First steps toward “Data Inclusion”

The concept of “data inclusion” is new and still slowly seeking its way in our linguistical habits, but it is gaining ground in the minds of those who care for disadvantaged, low-income, or otherwise underserved segments of society. A recent report of the US Federal Trade Commission (FTC) does precisely this. Looking at the commercial use of big data analytics, it considers cases in which big data analytics lead companies to make choices that are detrimental to the most vulnerable segments of society, for example by excluding them from credit or from employment opportunities. Instead, it asks how big data may be used in inclusive ways.

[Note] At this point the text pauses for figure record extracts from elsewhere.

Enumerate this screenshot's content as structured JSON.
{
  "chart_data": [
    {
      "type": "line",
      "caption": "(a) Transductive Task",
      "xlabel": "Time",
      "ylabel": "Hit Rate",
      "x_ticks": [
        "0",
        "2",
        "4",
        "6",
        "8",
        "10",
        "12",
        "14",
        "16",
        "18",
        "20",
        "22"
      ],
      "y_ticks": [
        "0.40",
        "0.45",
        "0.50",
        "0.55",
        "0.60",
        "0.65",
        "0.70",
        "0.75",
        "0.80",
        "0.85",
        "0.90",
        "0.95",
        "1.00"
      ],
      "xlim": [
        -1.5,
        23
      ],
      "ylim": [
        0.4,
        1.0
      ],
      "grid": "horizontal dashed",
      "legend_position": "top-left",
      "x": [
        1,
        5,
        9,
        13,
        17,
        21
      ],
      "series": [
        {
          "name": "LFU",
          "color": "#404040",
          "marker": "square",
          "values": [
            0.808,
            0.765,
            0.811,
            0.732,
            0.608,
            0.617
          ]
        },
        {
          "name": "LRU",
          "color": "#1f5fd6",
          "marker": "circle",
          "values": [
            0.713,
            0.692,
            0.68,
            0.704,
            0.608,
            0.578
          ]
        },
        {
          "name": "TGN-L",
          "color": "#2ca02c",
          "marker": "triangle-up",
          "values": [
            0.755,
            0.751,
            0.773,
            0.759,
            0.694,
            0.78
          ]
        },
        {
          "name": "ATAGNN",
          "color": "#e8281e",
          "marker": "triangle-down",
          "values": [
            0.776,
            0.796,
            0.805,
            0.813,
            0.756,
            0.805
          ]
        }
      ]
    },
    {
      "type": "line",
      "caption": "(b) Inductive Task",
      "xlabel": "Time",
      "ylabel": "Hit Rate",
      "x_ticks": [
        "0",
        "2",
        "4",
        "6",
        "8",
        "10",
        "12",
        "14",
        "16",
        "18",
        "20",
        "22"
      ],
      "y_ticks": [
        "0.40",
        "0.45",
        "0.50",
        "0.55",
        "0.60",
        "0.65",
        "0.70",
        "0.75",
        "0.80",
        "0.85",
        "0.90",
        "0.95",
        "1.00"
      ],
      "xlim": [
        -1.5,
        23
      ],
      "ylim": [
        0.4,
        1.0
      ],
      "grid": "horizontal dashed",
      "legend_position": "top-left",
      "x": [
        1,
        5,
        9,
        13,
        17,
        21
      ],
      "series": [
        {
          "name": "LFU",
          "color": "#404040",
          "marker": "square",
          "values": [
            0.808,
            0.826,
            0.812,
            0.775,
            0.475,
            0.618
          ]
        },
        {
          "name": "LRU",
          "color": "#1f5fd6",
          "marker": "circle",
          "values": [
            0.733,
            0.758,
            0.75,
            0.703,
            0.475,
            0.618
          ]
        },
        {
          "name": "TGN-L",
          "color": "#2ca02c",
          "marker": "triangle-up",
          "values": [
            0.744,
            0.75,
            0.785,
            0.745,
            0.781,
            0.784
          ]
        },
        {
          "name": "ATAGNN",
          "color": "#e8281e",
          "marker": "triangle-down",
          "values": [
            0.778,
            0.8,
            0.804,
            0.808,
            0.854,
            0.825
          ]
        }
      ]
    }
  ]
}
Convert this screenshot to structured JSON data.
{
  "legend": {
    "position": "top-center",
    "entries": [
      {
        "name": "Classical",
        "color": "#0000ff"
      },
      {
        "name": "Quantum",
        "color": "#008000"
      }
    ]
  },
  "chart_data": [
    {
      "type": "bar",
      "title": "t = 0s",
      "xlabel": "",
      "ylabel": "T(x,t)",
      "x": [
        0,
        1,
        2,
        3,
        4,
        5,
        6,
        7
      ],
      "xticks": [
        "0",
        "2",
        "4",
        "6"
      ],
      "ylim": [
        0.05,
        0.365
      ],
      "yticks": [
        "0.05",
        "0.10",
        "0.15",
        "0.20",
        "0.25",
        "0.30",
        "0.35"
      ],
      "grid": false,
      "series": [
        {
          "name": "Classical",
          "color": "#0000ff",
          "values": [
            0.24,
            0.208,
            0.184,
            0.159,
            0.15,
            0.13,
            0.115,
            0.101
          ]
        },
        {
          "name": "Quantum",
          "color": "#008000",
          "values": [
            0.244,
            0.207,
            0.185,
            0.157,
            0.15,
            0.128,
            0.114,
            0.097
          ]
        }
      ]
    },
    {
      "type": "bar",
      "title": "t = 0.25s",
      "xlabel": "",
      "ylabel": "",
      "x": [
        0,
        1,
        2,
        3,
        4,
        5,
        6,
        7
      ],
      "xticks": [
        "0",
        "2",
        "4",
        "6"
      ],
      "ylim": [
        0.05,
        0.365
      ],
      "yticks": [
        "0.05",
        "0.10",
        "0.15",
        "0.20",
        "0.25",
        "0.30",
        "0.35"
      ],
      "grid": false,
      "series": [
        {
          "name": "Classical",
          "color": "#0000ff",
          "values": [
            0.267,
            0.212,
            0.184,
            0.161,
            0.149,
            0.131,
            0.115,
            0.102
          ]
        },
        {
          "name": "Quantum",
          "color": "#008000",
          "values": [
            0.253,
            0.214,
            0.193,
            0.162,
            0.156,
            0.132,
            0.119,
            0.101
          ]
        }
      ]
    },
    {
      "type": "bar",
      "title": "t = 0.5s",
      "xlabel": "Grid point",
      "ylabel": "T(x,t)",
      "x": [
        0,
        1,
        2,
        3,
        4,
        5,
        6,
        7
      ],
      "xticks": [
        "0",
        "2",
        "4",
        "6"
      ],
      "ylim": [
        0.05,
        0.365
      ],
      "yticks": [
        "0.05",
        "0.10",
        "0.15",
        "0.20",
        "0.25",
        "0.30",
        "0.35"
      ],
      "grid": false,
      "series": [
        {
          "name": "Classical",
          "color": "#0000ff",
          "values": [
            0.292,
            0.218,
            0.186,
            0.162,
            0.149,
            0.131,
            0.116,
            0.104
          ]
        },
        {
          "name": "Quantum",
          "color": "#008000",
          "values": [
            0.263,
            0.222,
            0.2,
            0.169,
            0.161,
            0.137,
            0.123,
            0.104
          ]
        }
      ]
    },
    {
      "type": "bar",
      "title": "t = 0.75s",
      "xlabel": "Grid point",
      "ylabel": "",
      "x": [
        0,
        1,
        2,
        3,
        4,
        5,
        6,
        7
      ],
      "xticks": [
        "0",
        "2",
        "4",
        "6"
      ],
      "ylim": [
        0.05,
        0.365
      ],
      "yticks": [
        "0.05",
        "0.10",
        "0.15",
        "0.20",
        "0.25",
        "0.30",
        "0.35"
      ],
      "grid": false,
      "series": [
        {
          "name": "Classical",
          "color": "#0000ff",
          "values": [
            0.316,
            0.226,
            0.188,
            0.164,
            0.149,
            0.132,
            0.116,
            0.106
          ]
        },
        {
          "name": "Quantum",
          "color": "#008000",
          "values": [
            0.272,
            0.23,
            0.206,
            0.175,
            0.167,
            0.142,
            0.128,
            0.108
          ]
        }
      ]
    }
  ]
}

A first set of recommendations they make is for companies to be well aware of the regulations: on financial and credit reporting, equal opportunities, consumer protection. The second set of recommendations, though specifically aimed at research done in (or for) companies, is of relevance for public research as well, and consists in asking key questions about the quality of data and models, and about the reliability and validity of results:

  • How representative is your data set? In popular discourse, big data carry a promise of exhaustivity, which however is rarely fulfilled in practice (see this great FT article by Tim Hartford). In fact, big data sets are not necessarily statistically representative of the population they refer to, and  information may be disproportionately missing about specific, possibly disadvantaged, populations.
  • Does your data model account for biases? Selection effects, which occur whenever some members of the population are less likely to be included in the sample than others, must be controlled for in order for results to be generalizable.
  • How accurate are your predictions based on big data? The issue is that most research with big data is predictive without being able to uncover the social or economic mechanisms underlying observed correlations, so that interpretation of results is potentially misleading. The report does not say, though, that recent developments in machine learning that support causality reasoning may alleviate this problem in the not-so-far future.
  • Does your reliance on big data raise ethical or fairness concerns? In all honesty, this is not specifically a question for research on big data, but for research in general. If a company’s analysis of employees’ behavior lead to solutions that involve forms of, say, racial or gender-based behavior, then that analysis shouldn’t be used – whether it’s done with “big” or “small” data.

It is important that major regulators like the FTC are taking notice. Big data open the way to major improvements in our life conditions, but not because data-driven analysis will take the lead over current best practices in research. Regulations, awareness of statistical issues and potential pitfalls, and ethics are ever more necessary for big data to fulfill their potential.